§ Mr. Ingram
The shortfalls in the trained strength of the armed forces as at 1 May 2001 are shown in the table. Column 3 shows the extent to which the shortfalls were being ameliorated by the use of Volunteer Reservists (e.g. the Territorial Army) and Regular Reservists:
Shortfall FTRS1 Remaining shortfall Royal Navy 1,042 476 566 Royal Marines 375 51 342 Army 8,746 674 8,072 RAF 1,795 136 1,759 1 This includes Limited Commitment (LC) and Home Commitments (HC) Full Time Reservists serving in the RAF.

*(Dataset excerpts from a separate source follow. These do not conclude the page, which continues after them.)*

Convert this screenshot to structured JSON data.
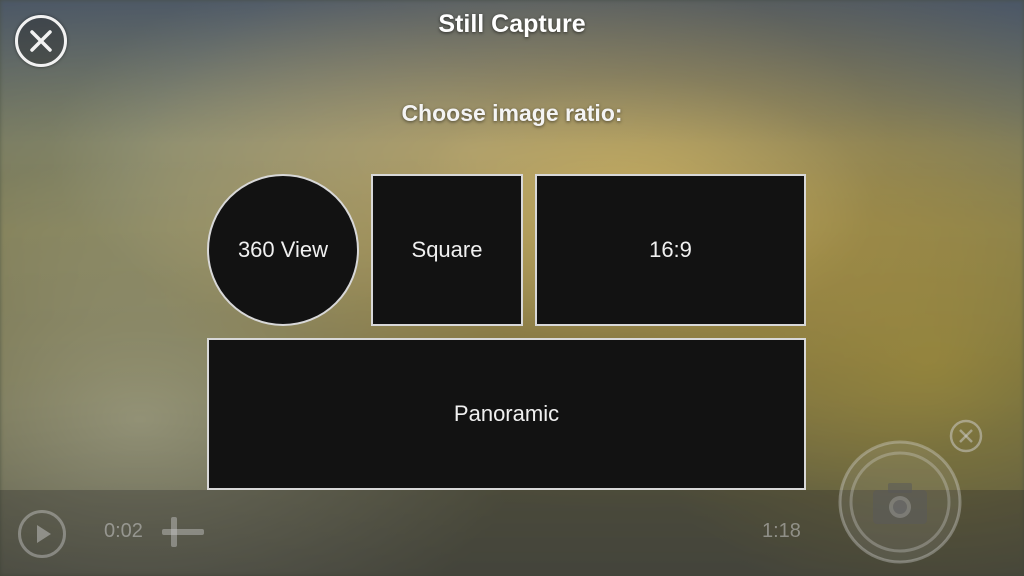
{
  "header": {
    "title": "Still Capture",
    "close_icon": "close-icon"
  },
  "prompt": {
    "text": "Choose image ratio:"
  },
  "ratio_options": [
    {
      "label": "360 View",
      "shape": "circle"
    },
    {
      "label": "Square",
      "shape": "square"
    },
    {
      "label": "16:9",
      "shape": "rectangle"
    },
    {
      "label": "Panoramic",
      "shape": "wide-rectangle"
    }
  ],
  "playback": {
    "current_time": "0:02",
    "total_time": "1:18",
    "play_icon": "play-icon",
    "add_icon": "add-icon"
  },
  "capture": {
    "shutter_icon": "camera-icon",
    "dismiss_icon": "close-icon"
  },
  "colors": {
    "option_border": "#d8d8d8",
    "option_fill": "#121212",
    "text": "#ffffff"
  }
}
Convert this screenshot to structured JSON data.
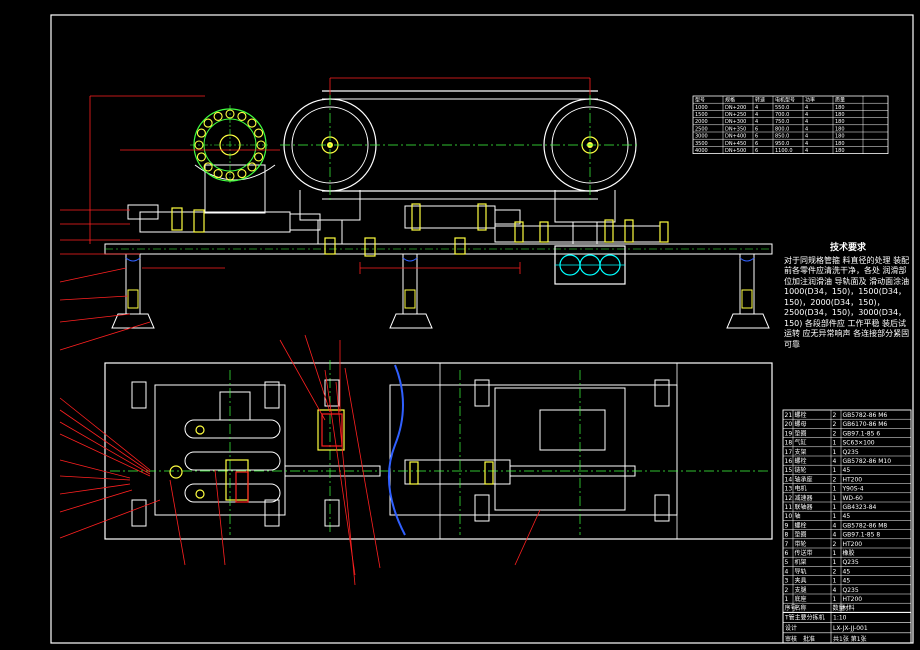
{
  "drawing": {
    "tech_title": "技术要求",
    "tech_body": "对于同规格管箍 料直径的处理 装配前各零件应清洗干净，各处 润滑部位加注润滑油 导轨面及 滑动面涂油 1000(D34，150)，1500(D34，150)，2000(D34，150)，2500(D34，150)，3000(D34，150) 各段部件应 工作平稳 装后试运转 应无异常响声 各连接部分紧固可靠"
  },
  "top_table": {
    "headers": [
      "型号",
      "规格",
      "转速",
      "电机型号",
      "功率",
      "质量"
    ],
    "rows": [
      [
        "1000",
        "DN+200",
        "4",
        "550.0",
        "4",
        "180"
      ],
      [
        "1500",
        "DN+250",
        "4",
        "700.0",
        "4",
        "180"
      ],
      [
        "2000",
        "DN+300",
        "4",
        "750.0",
        "4",
        "180"
      ],
      [
        "2500",
        "DN+350",
        "6",
        "800.0",
        "4",
        "180"
      ],
      [
        "3000",
        "DN+400",
        "6",
        "850.0",
        "4",
        "180"
      ],
      [
        "3500",
        "DN+450",
        "6",
        "950.0",
        "4",
        "180"
      ],
      [
        "4000",
        "DN+500",
        "6",
        "1100.0",
        "4",
        "180"
      ]
    ]
  },
  "parts_list": {
    "rows": [
      [
        "21",
        "螺栓",
        "2",
        "GB5782-86 M6"
      ],
      [
        "20",
        "螺母",
        "2",
        "GB6170-86 M6"
      ],
      [
        "19",
        "垫圈",
        "2",
        "GB97.1-85 6"
      ],
      [
        "18",
        "气缸",
        "1",
        "SC63×100"
      ],
      [
        "17",
        "支架",
        "1",
        "Q235"
      ],
      [
        "16",
        "螺栓",
        "4",
        "GB5782-86 M10"
      ],
      [
        "15",
        "链轮",
        "1",
        "45"
      ],
      [
        "14",
        "轴承座",
        "2",
        "HT200"
      ],
      [
        "13",
        "电机",
        "1",
        "Y90S-4"
      ],
      [
        "12",
        "减速器",
        "1",
        "WD-60"
      ],
      [
        "11",
        "联轴器",
        "1",
        "GB4323-84"
      ],
      [
        "10",
        "轴",
        "1",
        "45"
      ],
      [
        "9",
        "螺栓",
        "4",
        "GB5782-86 M8"
      ],
      [
        "8",
        "垫圈",
        "4",
        "GB97.1-85 8"
      ],
      [
        "7",
        "带轮",
        "2",
        "HT200"
      ],
      [
        "6",
        "传送带",
        "1",
        "橡胶"
      ],
      [
        "5",
        "机架",
        "1",
        "Q235"
      ],
      [
        "4",
        "导轨",
        "2",
        "45"
      ],
      [
        "3",
        "夹具",
        "1",
        "45"
      ],
      [
        "2",
        "支腿",
        "4",
        "Q235"
      ],
      [
        "1",
        "底座",
        "1",
        "HT200"
      ]
    ],
    "footer": [
      "序号",
      "名称",
      "数量",
      "材料",
      "备注"
    ],
    "title_block": {
      "title": "T管主要分拣机",
      "drawing_no": "LX-JX-JJ-001",
      "designer": "设计",
      "checker": "审核",
      "approver": "批准",
      "scale": "1:10",
      "sheet": "共1张 第1张"
    }
  },
  "colors": {
    "background": "#000000",
    "outline": "#ffffff",
    "dimension": "#ff2020",
    "centerline": "#40ff40",
    "hidden": "#3060ff",
    "part": "#ffff40",
    "accent": "#00ffff"
  }
}
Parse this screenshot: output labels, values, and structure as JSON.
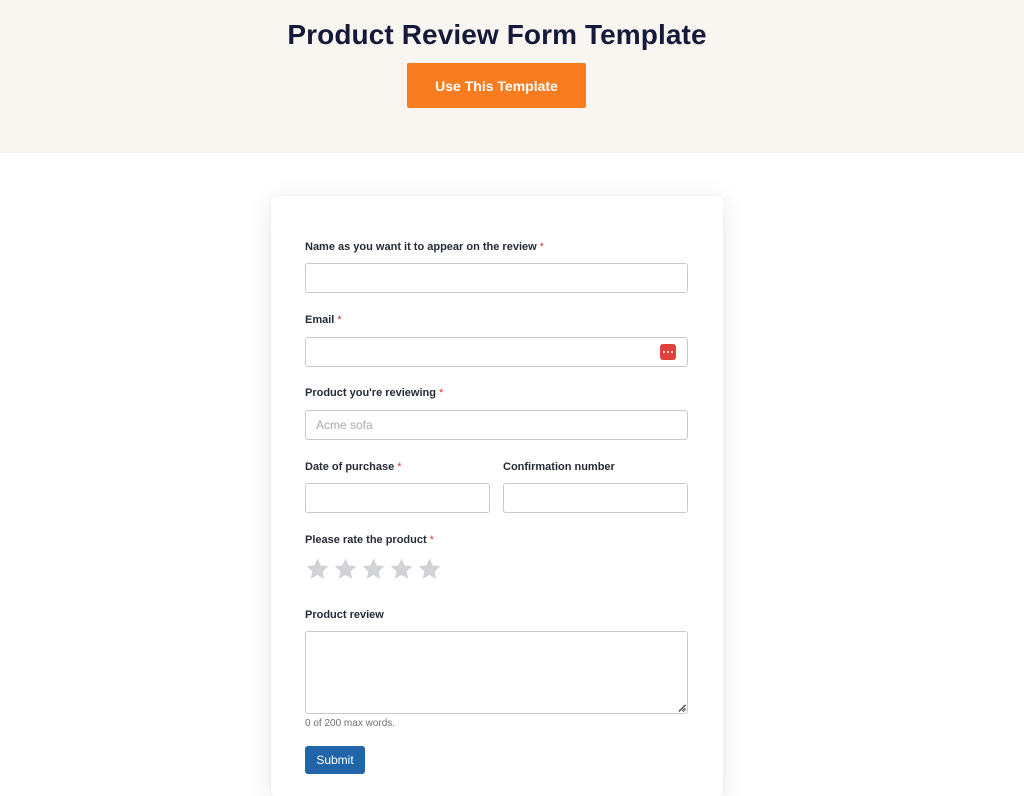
{
  "hero": {
    "title": "Product Review Form Template",
    "cta_label": "Use This Template"
  },
  "colors": {
    "hero_bg": "#f9f5f0",
    "cta_bg": "#f97c21",
    "submit_bg": "#1f65a8",
    "required": "#d63637",
    "star_empty": "#d0d2d6"
  },
  "form": {
    "name": {
      "label": "Name as you want it to appear on the review",
      "required_mark": "*",
      "value": "",
      "placeholder": ""
    },
    "email": {
      "label": "Email",
      "required_mark": "*",
      "value": "",
      "placeholder": "",
      "badge_icon": "password-manager-icon"
    },
    "product": {
      "label": "Product you're reviewing",
      "required_mark": "*",
      "value": "",
      "placeholder": "Acme sofa"
    },
    "date": {
      "label": "Date of purchase",
      "required_mark": "*",
      "value": "",
      "placeholder": ""
    },
    "confirmation": {
      "label": "Confirmation number",
      "value": "",
      "placeholder": ""
    },
    "rating": {
      "label": "Please rate the product",
      "required_mark": "*",
      "max": 5,
      "value": 0,
      "icon": "star-icon"
    },
    "review": {
      "label": "Product review",
      "value": "",
      "placeholder": "",
      "hint": "0 of 200 max words."
    },
    "submit_label": "Submit"
  }
}
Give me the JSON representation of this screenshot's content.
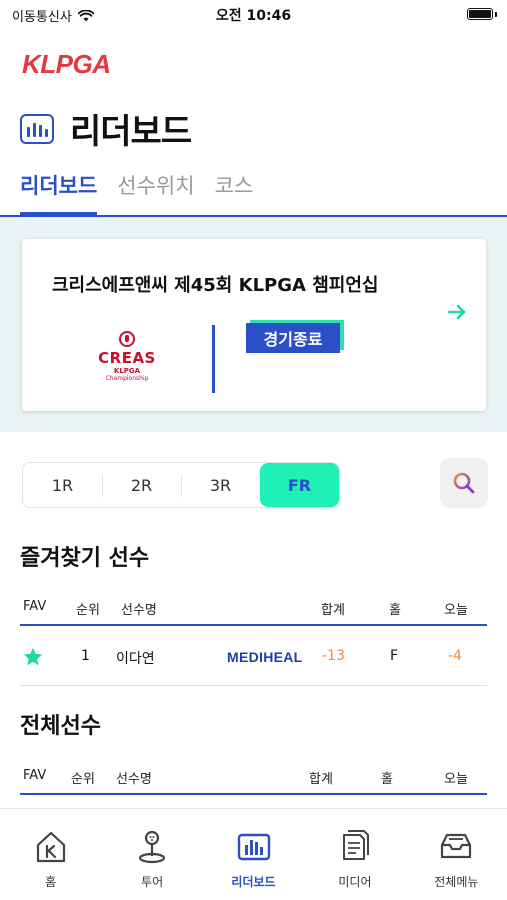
{
  "status_bar": {
    "carrier": "이동통신사",
    "time": "오전 10:46"
  },
  "brand": {
    "logo_text": "KLPGA",
    "accent": "#2b4fc7",
    "logo_color": "#e8363d"
  },
  "header": {
    "title": "리더보드",
    "icon": "leaderboard-icon"
  },
  "tabs": [
    {
      "label": "리더보드",
      "active": true
    },
    {
      "label": "선수위치",
      "active": false
    },
    {
      "label": "코스",
      "active": false
    }
  ],
  "event": {
    "title": "크리스에프앤씨 제45회 KLPGA 챔피언십",
    "status": "경기종료",
    "logo": {
      "name": "CREAS",
      "line1": "KLPGA",
      "line2": "Championship"
    }
  },
  "rounds": [
    {
      "label": "1R",
      "active": false
    },
    {
      "label": "2R",
      "active": false
    },
    {
      "label": "3R",
      "active": false
    },
    {
      "label": "FR",
      "active": true
    }
  ],
  "favorites": {
    "title": "즐겨찾기 선수",
    "columns": [
      "FAV",
      "순위",
      "선수명",
      "합계",
      "홀",
      "오늘"
    ],
    "rows": [
      {
        "rank": "1",
        "name": "이다연",
        "sponsor": "MEDIHEAL",
        "total": "-13",
        "hole": "F",
        "today": "-4"
      }
    ]
  },
  "all_players": {
    "title": "전체선수",
    "columns": [
      "FAV",
      "순위",
      "선수명",
      "합계",
      "홀",
      "오늘"
    ]
  },
  "bottom_nav": [
    {
      "label": "홈",
      "icon": "home-icon",
      "active": false
    },
    {
      "label": "투어",
      "icon": "golf-tour-icon",
      "active": false
    },
    {
      "label": "리더보드",
      "icon": "leaderboard-icon",
      "active": true
    },
    {
      "label": "미디어",
      "icon": "media-icon",
      "active": false
    },
    {
      "label": "전체메뉴",
      "icon": "inbox-menu-icon",
      "active": false
    }
  ]
}
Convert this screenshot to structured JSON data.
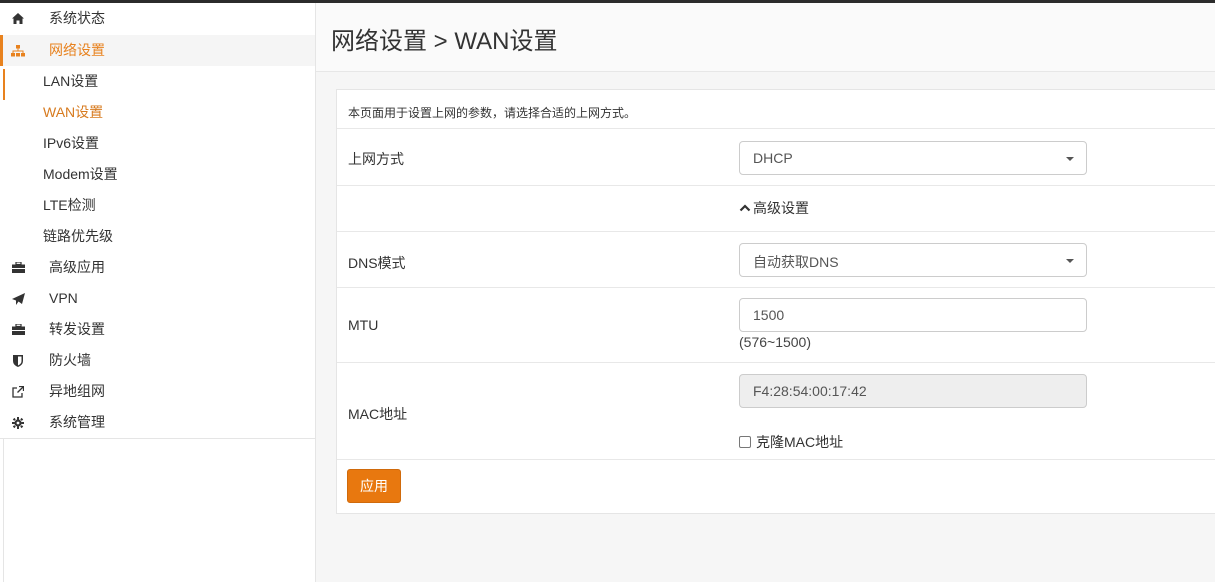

Full Time Reserve Service (FTRS) is a new form of reserve service introduced by the Reserve Forces Act 1996. This legislation enables reservists to be employed on a wider variety of tasks than previously. This change has been particularly well received by personnel of the Reserve Forces and is being well used. It should be noted that both members of the Volunteer Reserve Forces, such as the Territorial Army (TA), and members of the Ex-Regular Reserve Forces (i.e. ex-Regulars who have left full-time service) can undertake FTRS.
Reservists also contribute to enduring operations such as the Balkans and Sierra Leone by volunteering to be called out for permanent (i.e. mobilised) service, normally six-month tours. At present some 500 reservists are called out into permanent service. Although this further contribution by the Reserve Forces helps to relieve the Regular Forces shortfalls, it is short-term and does not count against the manpower strengths and requirements of the Regular Forces.